• Tidak ada hasil yang ditemukan

PERKEMBANGAN SPIKE ANGGREK BULAN (Phalaenopsis

amabilis (L.) Blume)

Abstrak

Spike merupakan organ generatif muda pada anggrek yang potensial digunakan sebagai material untuk perlakuan kolkisin terkait induksi poliploidi. Perlakuan kolkisin pada spike P. amabilis bertujuan untuk mempelajari pengaruh kolkisin terhadap daya tahan dan perkembangan spike untuk membentuk bunga. Konsentrasi kolkisin yang digunakan adalah 0, 50, dan 500 mg L-1, dengan durasi penyungkupan selama perlakuan kolkisin adalah lima hari. Hasil percobaan menunjukkan bahwa spike memiliki daya tahan yang baik pada perlakuan kolkisin yang diberikan. Konsentrasi kolkisin yang lebih tinggi secara nyata menurunkan jumlah total bunga yang dihasilkan dari spike. Bunga tidak dapat berkembang secara langsung dari spike yang diberi perlakuan kolkisin, tetapi bunga hanya muncul dari spike baru yang tumbuh bercabang dari bagian buku spike

sebelumnya.

Kata kunci: anggrek, bunga, konsentrasi kolkisin

EFFECT OF COLCHICINE ON MOTH ORCHID (Phalaenopsis

amabilis (L.) Blume) FLOWER SPIKE DEVELOPMENT

Abstract

Flower spike is orchid’s young generative organ which is potentially used as a material for colchicine treatment in polyploidy induction. Colchicine treatment on P. amabilis’s flower spike aim to study colchicine effect on survival rate and development of flower spike to form blooming flower. Colchicine concentrations in the experiment were 0, 50, and 500 mg L-1, with duration during colchicine treatment was five days. The result showed that flower spike survived in all colchicine concentration used.
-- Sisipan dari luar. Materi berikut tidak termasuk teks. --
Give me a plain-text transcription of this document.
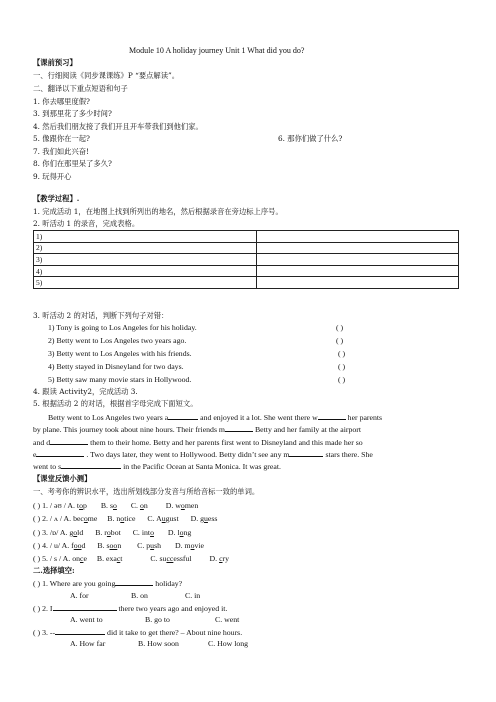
Module 10 A holiday journey Unit 1 What did you do?
【课前预习】
一、行细阅读《同步课课练》P “要点解读”。
二、翻译以下重点短语和句子
1. 你去哪里度假?
3. 到那里花了多少时间?
4. 然后我们朋友接了我们开且开车带我们到他们家。
5. 像跟你在一起?	6. 那你们做了什么?
7. 我们如此兴奋!
8. 你们在那里呆了多久?
9. 玩得开心
【教学过程】.
1. 完成活动 1，在地图上找到所列出的地名，然后根据录音在旁边标上序号。
2. 听活动 1 的录音，完成表格。
1)	
2)	
3)	
4)	
5)	
3. 听活动 2 的对话，判断下列句子对错：
1) Tony is going to Los Angeles for his holiday.	( )
2) Betty went to Los Angeles two years ago.	( )
3) Betty went to Los Angeles with his friends.	( )
4) Betty stayed in Disneyland for two days.	( )
5) Betty saw many movie stars in Hollywood.	( )
4. 跟读 Activity2，完成活动 3.
5. 根据活动 2 的对话，根据首字母完成下面短文。
Betty went to Los Angeles two years a	and enjoyed it a lot. She went there w	her parents
by plane. This journey took about nine hours. Their friends m	Betty and her family at the airport
and d	them to their home. Betty and her parents first went to Disneyland and this made her so
e	. Two days later, they went to Hollywood. Betty didn’t see any m	stars there. She
went to s	in the Pacific Ocean at Santa Monica. It was great.
【课堂反馈小测】
一、考考你的辨识水平，选出所划线部分发音与所给音标一致的单词。
( ) 1. / əʊ / A. top B. so C. on D. women
( ) 2. / ʌ / A. become B. notice C. August D. guess
( ) 3. /ɒ/ A. gold B. robot C. into D. long
( ) 4. / u/ A. food B. soon C. push D. movie
( ) 5. / s / A. once B. exact	C. successful D. cry
二.选择填空:
( ) 1. Where are you going	holiday?
A. for	B. on	C. in
( ) 2. I	there two years ago and enjoyed it.
A. went to	B. go to	C. went
( ) 3. --	did it take to get there? – About nine hours.
A. How far	B. How soon	C. How long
Higher colchicine concentration significantly decreased flower number total which emerged from flower spike. The flowers were emerged from new flower branch spike which grew from treated spike node.

38

Pendahuluan

Salah satu teknik dalam induksi poliploidi pada P. amabilis dapat dilakukan melalui perlakuan kolkisin pada organ generatif muda, seperti spike. Target utama dalam perlakuan kolkisin pada organ generatif muda adalah perubahan sel gamet yang mengarah pada peningkatan jumah kromosomnya. Sel gamet poliploid akan memiliki banyak manfaat, tidak hanya dalam menghasilkan progeni-progeni poliploid, tetapi juga dalam pogram pemuliaan anggrek. Akselerasi program pemuliaan anggrek dapat ditingkatkan dengan teknik induksi poliploidi pada sel gamet.
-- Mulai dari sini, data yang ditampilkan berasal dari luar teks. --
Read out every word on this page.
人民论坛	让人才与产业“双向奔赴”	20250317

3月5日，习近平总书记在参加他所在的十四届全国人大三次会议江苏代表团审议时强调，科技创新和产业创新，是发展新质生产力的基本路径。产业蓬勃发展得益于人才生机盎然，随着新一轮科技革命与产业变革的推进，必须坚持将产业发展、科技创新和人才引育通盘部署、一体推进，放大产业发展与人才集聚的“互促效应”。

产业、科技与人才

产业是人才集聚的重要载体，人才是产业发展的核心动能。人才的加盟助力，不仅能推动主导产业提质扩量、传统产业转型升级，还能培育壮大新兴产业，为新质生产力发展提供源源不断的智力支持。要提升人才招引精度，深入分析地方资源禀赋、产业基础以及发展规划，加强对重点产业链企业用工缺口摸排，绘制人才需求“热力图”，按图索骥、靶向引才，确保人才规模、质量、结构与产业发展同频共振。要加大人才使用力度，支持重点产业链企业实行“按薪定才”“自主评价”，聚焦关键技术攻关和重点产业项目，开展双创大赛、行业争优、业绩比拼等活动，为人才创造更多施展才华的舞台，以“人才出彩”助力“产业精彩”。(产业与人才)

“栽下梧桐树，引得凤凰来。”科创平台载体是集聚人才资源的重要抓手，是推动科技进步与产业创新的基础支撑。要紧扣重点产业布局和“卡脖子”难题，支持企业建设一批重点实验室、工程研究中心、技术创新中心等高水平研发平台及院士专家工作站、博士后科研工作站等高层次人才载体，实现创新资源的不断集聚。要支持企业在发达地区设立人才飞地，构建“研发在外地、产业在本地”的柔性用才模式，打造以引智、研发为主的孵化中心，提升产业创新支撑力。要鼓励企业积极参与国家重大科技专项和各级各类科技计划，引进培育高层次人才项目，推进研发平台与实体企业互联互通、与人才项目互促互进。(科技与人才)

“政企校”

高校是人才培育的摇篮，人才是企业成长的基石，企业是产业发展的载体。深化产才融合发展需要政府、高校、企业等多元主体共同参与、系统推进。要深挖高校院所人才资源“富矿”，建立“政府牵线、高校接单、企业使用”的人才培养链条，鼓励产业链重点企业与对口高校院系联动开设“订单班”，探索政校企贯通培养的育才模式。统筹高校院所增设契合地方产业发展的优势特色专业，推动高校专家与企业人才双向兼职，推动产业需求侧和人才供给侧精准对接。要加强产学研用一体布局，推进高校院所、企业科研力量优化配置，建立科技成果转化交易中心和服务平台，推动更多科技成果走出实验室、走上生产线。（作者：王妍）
Spike merupakan organ generatif muda pada anggrek bulan yang belum membentuk kuncup bunga. Jaringan dari spike masih belum mengalami diferensiasi membentuk sel induk mikrospora ataupun megaspora. Usaha dalam memperoleh sel gamet poliploid, dengan perlakuan kolkisin umumnya dilakukan ketika organ generatif muda memulai proses pembentukan gamet. Berbeda dengan perlakuan kolkisin pada spike, perlakuan kolkisin dilakukan sebelum terjadinya proses pembentukan gamet. Sel-sel yang menjadi target perlakuan kolkisin merupakan sel somatik yang bersifat diploid. Sel somatik yang terinduksi menjadi poliploid akibat perlakuan kolkisin akan mengalami diferensiasi secara lebih lanjut dan menghasilkan sel induk mikrospora dan sel induk megaspora yang bersifat poliploid juga.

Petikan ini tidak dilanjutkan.